The latest, yet very different, episode started when lawmaker Ayesha Gulalai Wazir, who hails from the militancy-hit Federally Administered Tribal Areas, claimed that Imran Khan – the cricketer-turned-philanthropist and politician, who is chairman of Pakistan Tehreek e Insaf (PTI, or Pakistan Movement for Justice) – had sent her inappropriate text messages.

Gulalai alleged that the messages from Khan were ‘‘sexual harassment’’ and that she had been receiving such texts from the party chairman for four years. But in this age of social media, where you can screenshot anything and post it online within minutes, she didn’t provide any proof of Khan’s alleged harassment via text messages. However, this did not stop her discussing her claims on different talk shows with almost every television channel.

While her claims got huge coverage in Pakistan, Khan opted not to speak about the allegations. But his followers were busy maligning Gulalai, her family, her tribe and her honor. Things grew to the extent that Khan himself had to tweet about it, asking his followers not to bring her family into the matter.

Later, Gulalai showed the alleged text messages sent to her by Khan to a television journalist, who said that the texts were inappropriate in nature. On another show, she also claimed that she had received ‘‘marriage offers’’ from the party’s spokesman as well.

The same night, PTI’s official spokesman, Naeem-ul-Haq, tweeted that he had discussed marital thoughts with Gulalai, and that he was not sorry about it. But his admission was deleted within minutes.

And with this, the Pakistan Muslim League-Nawaz, the ruling party and Khan’s key political rival, got a chance to enter the fray. One leader after another were seen on television calling for an inquiry into the case. Some even claimed that Khan, because of his colorful past, was surely involved in the matter.

The new interim prime minister, Shahid Khaqan Abbasi, a PML-N loyalist, backed the decision to form a parliamentary committee to investigate the allegations made by Gulalai.

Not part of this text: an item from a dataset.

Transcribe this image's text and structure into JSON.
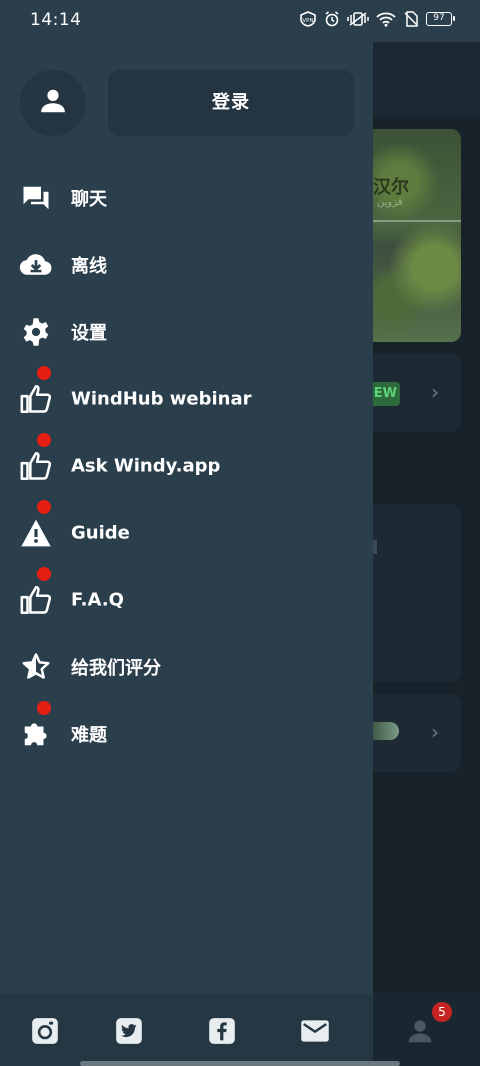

This is not the first time women lawmakers of Pakistan have become the talk of the town. Rather, the men of this pure land did not spare the first-ever woman prime minister in the Muslim world, the late Benazir Bhutto. She was criticized and called inappropriate names merely because of the color of her dresses – that too, on the floor of the parliament.

Tit-for-tat for the ruling PML-N?

On Friday, when everyone thought PTI had almost lost it after the blunder by its official spokesman, the party hit back. In a press conference by the PTI’s women’s wing, a female guest claimed she was the wife of Hamza Shehbaz, a member of the National Assembly and nephew of ousted prime minister Nawaz Sharif. But Shehbaz and the party deny that he married her.

‘‘If a parliamentary committee can probe the allegations made by Gulalai against Imran Khan, why can’t the same justice be given to me?’’ she asked.

This woman’s situation first came to light in 2010, but was soon forgotten; now it has been resurrected. That’s how power and money work in Pakistan.

Although this trend is not new, the ill treatment of female politicians looks to have reached a new height. It seems that both parties, the PTI and the PML-N, have suffered damage and found women to play politics for them.

Female politicians in Pakistan are subject to many cheap slurs by their male counterparts – ‘‘Tractor Trolley’’ and ‘‘Newly Acquired Dumper’’ are just some of ugly nicknames gifted by their male counterparts.

This case, however, must be investigated, because if it is not pursued, genuine cases of sexual harassment faced by ordinary women will be affected. Pakistan is a country known to treat its women badly and such cases are often described as family honor, just on the basis of gender.